I think one thing that was implied was that the reader already knows how to cook. Since none of the measurements were standard (even things that have measurements - 3 cups of flour measured by weight can vary significantly from person to person) it was understood that whoever is making the recipe knows what a dough should look like, or what a batter's viscosity should be, and make the proper adjustments according to their own needs.

steveBK123|1 year ago

Counterpoint - I think a lot of people (STEM especially) get hung up on precision in cooking. Baking - yes, its chemistry and precision matters.

But cooking? You very well may need varying ratios of ingredients, to taste, depending on size/freshness/variety of the produce you are using in a recipe. Or simply your mood.

Whatever tomatoes grandma was putting into a marinara 50-100 years ago are nothing like the varieties you are going to find at the grocery, farmers market or your garden today anyway.

dmd|1 year ago

My grandmother's index cards are nearly all for baked goods, and they're all useless. It'll call for "a small pile of soda" or "eggs" (no number, just "eggs"). The cookie recipe I loved growing up turns out to list no quantities at all EXCEPT ... "2 eggs OR add more flour" which ... makes no sense whatsoever. Maybe she was trolling us?

lotsofpulp|1 year ago

I hate baking because precision isn’t sufficient to make the quality of food my mom makes, who has tens of thousands of hours of experience. She bakes by look, feel, smell, and even though I wrote down very specific instructions, I can hardly get my product to match up.

clutchdude|1 year ago

At some point, you just try to make it with whatever you think "a handful" is and measure when you do.

If you fail, you note and adjust.

After a while, you know that it's situational - unless it's salt or leavening agents(yeast, baking powder, etc.), there is a bit of wiggle room to adjust things.

maxwell|1 year ago

Cooking isn't baking. Recipes with a mix of languages are usually better. Those units are fine for home use. Recipes, as algorithms/programs, are meant to be run, and iterated on. If you do make them, you can also weigh out all the ingredients in grams for future cooks if you want more exactness, discarding volumes and multiple units.

steveBK123|1 year ago

Yes and a lot of things like stews, sauces, soups, etc you can lump together as "peasant food" that had variations in how you prepared it based on what you had left over.

The idea of combing through dozens of recipes, formulating a precise grocery list, and shopping with the intent to cook that one exact dish is very much a Type-A modern day phenomenon.

How many tomatoes go into the sauce? However many bruised ugly tomatoes grandma had leftover. How much meat to make it a meat sauce? Whatever leftover cuts from the roast. Etc.

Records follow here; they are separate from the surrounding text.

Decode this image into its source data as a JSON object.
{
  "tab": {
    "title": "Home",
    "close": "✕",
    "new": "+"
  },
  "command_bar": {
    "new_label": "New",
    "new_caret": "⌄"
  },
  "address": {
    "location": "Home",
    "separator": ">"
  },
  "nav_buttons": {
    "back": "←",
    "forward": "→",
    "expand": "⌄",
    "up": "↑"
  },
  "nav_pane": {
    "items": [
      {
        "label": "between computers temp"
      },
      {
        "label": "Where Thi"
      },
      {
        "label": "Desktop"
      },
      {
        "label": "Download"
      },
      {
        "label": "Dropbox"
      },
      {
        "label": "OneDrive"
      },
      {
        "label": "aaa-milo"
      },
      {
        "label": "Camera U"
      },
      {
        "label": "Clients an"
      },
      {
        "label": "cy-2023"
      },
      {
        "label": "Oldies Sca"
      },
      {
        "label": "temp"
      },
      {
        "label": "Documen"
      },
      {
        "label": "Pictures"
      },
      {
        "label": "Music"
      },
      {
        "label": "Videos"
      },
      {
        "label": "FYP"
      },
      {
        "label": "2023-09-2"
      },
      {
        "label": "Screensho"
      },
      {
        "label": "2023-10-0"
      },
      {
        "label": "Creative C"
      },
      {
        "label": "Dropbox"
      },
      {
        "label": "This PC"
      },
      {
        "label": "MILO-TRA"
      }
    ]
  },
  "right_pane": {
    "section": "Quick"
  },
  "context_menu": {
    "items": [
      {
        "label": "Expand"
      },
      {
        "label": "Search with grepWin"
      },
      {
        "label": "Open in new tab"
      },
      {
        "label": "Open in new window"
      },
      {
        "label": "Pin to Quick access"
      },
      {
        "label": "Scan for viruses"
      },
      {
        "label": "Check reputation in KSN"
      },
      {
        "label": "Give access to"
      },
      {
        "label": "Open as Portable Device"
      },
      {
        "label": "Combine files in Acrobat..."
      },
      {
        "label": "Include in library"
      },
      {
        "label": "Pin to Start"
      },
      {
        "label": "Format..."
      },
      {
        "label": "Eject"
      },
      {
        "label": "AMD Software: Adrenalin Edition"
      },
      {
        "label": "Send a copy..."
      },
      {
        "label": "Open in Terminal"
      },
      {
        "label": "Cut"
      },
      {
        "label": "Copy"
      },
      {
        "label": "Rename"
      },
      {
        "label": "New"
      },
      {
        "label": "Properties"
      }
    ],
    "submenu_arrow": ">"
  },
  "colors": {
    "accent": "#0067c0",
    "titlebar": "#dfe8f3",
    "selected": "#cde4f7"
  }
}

Improvisational cooking was much more the norm. It is also how you avoid food waste.

sandworm101|1 year ago

Worse yet, some aspects of old recipes have objectively changed over time. Eggs are bigger. Staples like salt and flour is more homogenous. Our cookware is also different. Much of the stuff we get away with today on non-stick cookware required much more skill and attention in the past.

MisterBastahrd|1 year ago

Even recent recipes have issues as shrinkflation and corporate food chemistry have both changed pre-made boxed ingredients for specific recipes. A box of cake mix today usually yields a softer crumb than a box of cake mix from 20 years ago. It's also smaller.